705 Fixation of Literary Works
A literary work may be registered with the U.S. Copyright Office if it has been “fixed in any tangible medium of expression, now known or later developed, from which [it] can be perceived, reproduced, or otherwise communicated.” 17 U.S.C. § 102 (A). A literary work is considered “fixed in a tangible medium of expression” when it has been embodied “in a copy or phonorecord, by or under the authority of the author” that “is sufficiently permanent or stable to permit [the work] to be perceived, reproduced, or otherwise communicated for a period of more than a transitory duration.” 17 U.S.C. § 101 (definition of “fixed”).

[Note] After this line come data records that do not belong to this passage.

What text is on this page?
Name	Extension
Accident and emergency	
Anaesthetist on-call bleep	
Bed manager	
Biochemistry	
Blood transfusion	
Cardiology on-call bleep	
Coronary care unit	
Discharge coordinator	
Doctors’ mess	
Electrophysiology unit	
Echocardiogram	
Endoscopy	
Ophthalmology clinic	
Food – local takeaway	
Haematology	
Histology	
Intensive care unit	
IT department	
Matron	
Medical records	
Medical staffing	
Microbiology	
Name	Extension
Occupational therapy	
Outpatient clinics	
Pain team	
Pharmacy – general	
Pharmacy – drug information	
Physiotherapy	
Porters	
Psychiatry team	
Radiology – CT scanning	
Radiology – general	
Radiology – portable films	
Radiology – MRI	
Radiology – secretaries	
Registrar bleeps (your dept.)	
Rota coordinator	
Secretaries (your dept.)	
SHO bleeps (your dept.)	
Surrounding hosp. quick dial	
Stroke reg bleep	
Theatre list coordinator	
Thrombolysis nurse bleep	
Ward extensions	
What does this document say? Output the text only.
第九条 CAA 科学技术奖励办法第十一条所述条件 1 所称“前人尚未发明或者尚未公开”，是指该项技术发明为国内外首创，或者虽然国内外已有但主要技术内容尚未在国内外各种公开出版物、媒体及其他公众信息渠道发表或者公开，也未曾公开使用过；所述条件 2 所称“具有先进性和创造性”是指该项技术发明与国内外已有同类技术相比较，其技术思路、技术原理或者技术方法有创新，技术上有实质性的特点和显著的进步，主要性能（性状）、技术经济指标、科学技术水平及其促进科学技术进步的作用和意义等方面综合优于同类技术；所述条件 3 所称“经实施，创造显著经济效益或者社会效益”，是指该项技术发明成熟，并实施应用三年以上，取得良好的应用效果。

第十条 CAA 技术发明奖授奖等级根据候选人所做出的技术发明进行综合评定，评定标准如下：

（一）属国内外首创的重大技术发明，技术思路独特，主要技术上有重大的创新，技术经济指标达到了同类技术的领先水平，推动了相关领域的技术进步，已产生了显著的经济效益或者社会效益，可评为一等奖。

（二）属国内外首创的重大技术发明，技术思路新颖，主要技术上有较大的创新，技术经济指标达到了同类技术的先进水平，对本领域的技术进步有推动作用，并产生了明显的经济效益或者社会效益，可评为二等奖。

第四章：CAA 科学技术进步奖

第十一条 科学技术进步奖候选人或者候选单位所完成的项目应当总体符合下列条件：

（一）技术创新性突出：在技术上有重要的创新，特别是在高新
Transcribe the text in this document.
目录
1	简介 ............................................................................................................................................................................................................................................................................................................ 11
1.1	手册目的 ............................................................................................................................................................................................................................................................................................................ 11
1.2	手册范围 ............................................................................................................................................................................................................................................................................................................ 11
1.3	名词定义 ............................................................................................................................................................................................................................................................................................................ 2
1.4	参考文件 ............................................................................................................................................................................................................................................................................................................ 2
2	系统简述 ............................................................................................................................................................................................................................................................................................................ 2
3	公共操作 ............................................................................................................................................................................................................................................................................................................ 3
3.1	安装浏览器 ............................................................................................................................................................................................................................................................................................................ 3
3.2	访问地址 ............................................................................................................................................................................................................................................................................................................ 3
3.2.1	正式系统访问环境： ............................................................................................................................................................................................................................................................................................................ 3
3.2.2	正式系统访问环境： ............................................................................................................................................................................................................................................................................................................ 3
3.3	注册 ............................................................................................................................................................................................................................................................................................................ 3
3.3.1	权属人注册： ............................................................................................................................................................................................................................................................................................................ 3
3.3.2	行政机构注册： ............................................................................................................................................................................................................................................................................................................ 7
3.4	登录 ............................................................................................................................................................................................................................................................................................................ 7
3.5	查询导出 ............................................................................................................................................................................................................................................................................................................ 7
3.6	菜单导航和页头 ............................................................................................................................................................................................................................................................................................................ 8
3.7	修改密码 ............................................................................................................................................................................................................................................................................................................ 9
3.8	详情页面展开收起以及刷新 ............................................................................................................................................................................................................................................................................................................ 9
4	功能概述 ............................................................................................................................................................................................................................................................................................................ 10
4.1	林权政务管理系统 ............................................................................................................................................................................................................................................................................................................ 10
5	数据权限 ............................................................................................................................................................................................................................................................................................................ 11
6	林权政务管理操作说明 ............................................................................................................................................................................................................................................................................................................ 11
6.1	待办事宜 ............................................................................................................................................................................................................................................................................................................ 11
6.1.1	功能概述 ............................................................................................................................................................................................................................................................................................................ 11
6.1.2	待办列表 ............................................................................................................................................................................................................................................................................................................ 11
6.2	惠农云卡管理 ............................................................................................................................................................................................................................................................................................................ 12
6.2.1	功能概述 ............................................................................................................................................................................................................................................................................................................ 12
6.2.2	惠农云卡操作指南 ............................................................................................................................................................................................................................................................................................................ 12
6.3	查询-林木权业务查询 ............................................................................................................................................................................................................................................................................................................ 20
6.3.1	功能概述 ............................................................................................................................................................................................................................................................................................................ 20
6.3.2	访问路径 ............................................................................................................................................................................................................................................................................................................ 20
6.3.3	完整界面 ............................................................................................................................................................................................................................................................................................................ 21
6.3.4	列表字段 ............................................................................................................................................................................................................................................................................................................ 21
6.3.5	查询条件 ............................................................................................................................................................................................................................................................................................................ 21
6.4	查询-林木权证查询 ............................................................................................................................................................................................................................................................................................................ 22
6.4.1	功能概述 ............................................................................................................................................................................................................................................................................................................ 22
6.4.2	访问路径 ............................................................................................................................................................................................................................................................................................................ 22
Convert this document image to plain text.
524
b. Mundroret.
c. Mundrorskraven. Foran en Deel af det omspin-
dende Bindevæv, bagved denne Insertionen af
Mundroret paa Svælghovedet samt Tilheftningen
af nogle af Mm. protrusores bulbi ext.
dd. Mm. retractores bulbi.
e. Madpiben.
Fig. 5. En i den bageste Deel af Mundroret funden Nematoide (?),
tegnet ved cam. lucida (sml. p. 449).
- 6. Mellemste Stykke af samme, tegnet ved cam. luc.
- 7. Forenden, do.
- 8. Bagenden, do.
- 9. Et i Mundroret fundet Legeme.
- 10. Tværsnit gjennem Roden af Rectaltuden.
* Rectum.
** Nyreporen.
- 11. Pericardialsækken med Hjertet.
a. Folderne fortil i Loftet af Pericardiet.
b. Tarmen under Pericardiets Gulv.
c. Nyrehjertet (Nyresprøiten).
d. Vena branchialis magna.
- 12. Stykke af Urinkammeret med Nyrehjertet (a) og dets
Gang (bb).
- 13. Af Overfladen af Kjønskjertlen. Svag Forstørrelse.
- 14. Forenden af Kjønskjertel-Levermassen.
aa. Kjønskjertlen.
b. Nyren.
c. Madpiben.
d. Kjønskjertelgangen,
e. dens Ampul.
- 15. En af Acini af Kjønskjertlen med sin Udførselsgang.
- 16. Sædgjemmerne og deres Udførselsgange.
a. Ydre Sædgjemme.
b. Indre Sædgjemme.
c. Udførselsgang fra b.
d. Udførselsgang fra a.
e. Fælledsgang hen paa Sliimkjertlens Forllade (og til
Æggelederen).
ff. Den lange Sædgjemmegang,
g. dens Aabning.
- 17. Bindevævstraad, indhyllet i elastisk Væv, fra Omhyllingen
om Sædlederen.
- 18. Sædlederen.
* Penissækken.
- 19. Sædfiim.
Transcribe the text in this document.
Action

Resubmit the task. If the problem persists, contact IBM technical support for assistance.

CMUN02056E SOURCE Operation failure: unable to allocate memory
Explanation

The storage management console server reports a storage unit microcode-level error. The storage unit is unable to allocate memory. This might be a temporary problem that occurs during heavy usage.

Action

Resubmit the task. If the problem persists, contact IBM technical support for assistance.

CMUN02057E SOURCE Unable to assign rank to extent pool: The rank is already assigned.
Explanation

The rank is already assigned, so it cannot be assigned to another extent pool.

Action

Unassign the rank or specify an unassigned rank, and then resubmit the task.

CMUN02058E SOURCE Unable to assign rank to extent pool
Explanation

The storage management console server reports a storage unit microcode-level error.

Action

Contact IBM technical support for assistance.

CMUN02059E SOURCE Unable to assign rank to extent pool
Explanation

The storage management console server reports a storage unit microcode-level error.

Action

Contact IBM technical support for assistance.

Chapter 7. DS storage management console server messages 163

There are countless ways that a literary work may be fixed in a tangible medium of expression. Most literary works are fixed by their very nature, such as a poem written on paper, a short story saved in a computer file, an article printed in a periodical, or a novel embodied in an audio recording. However, some copies or phonorecords may not be sufficiently permanent or stable to warrant registration. The registration specialist may communicate with the applicant or may refuse registration if the work is fixed in a medium that only exists for a transitory period of time, a medium that is constantly changing, or a medium that does not allow the specific words, numbers, or other verbal or numerical symbols or indicia that constitute the literary work to be perceived, reproduced, or otherwise communicated in a consistent and uniform manner.